Valério Mesquita*

No dia 12 de maio celebra-se cento e treze anos de morte do aeronauta, cientista, deputado federal, pesquisador, escritor e pioneiro da aviação Augusto Severo de Albuquerque Maranhão.

Nasceu em Macaíba a 11 de janeiro de 1864, num sobrado já demolido na praça que tem o seu nome. Filho de Amaro Barreto de Albuquerque Maranhão e Feliciana Maria da Silva e Albuquerque, Augusto, enquanto garoto e adolescente, teve mais contato com a cidade, dividindo-se com Natal onde fez os estudos preparatórios. Matriculou-se na Escola Politécnica no Rio de Janeiro, onde o clima foi hostil a sua saúde, voltando para o Rio Grande do Norte. Recuperou-se mas não quis retornar ao Rio para concluir os estudos, dedicando-se ao magistério no colégio fundado por seu irmão Pedro Velho.
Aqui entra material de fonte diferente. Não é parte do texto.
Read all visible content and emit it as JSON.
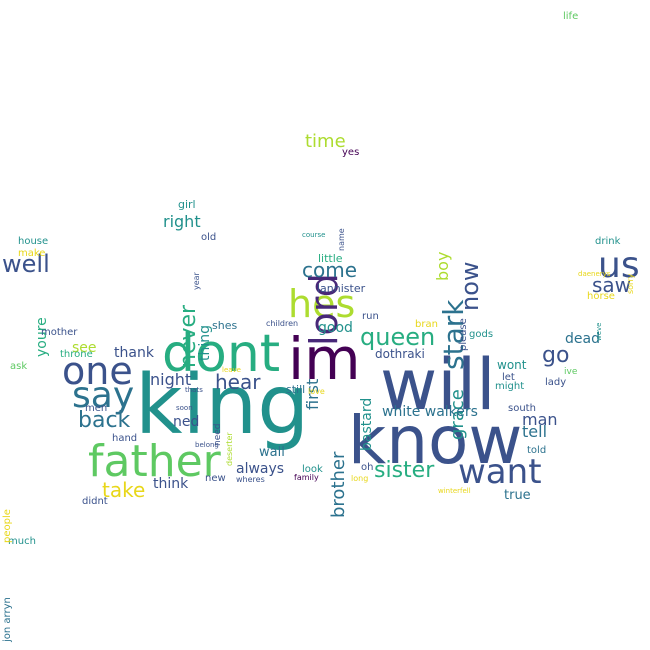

Trabalhou no Porto dos Guarapes com Fabrício Gomes Pedroza, mas logo envolveu-se nas agitações políticas pela causa abolicionista e na propaganda republicana, onde destacou-se como orador e jornalista.

Foi deputado ao Congresso local em 1892 e no ano seguinte deputado federal reeleito sucessivas vezes até a sua morte. Mas, apesar de haver desempenhado a vida pública com brilhantismo, não foi através dela que se tornou famoso mundialmente. Foi, exatamente, a pesquisa e o estudo desenvolvidos desde o verdor dos anos para descobrir a dirigibilidade dos balões. O ano de 1893, assinala definitivamente o marco de sua luta cientifica no enfrentamento das maiores dificuldades para provar a sua teoria. Quando obteve do governo federal a autorização e aporte financeiro para que fosse construído no Realengo (RJ) um pequeno balão para provar as suas experiências e o valor do seu invento, surgiram inimigos políticos que lograram a revogação da ordem anterior, prejudicando o seu projeto.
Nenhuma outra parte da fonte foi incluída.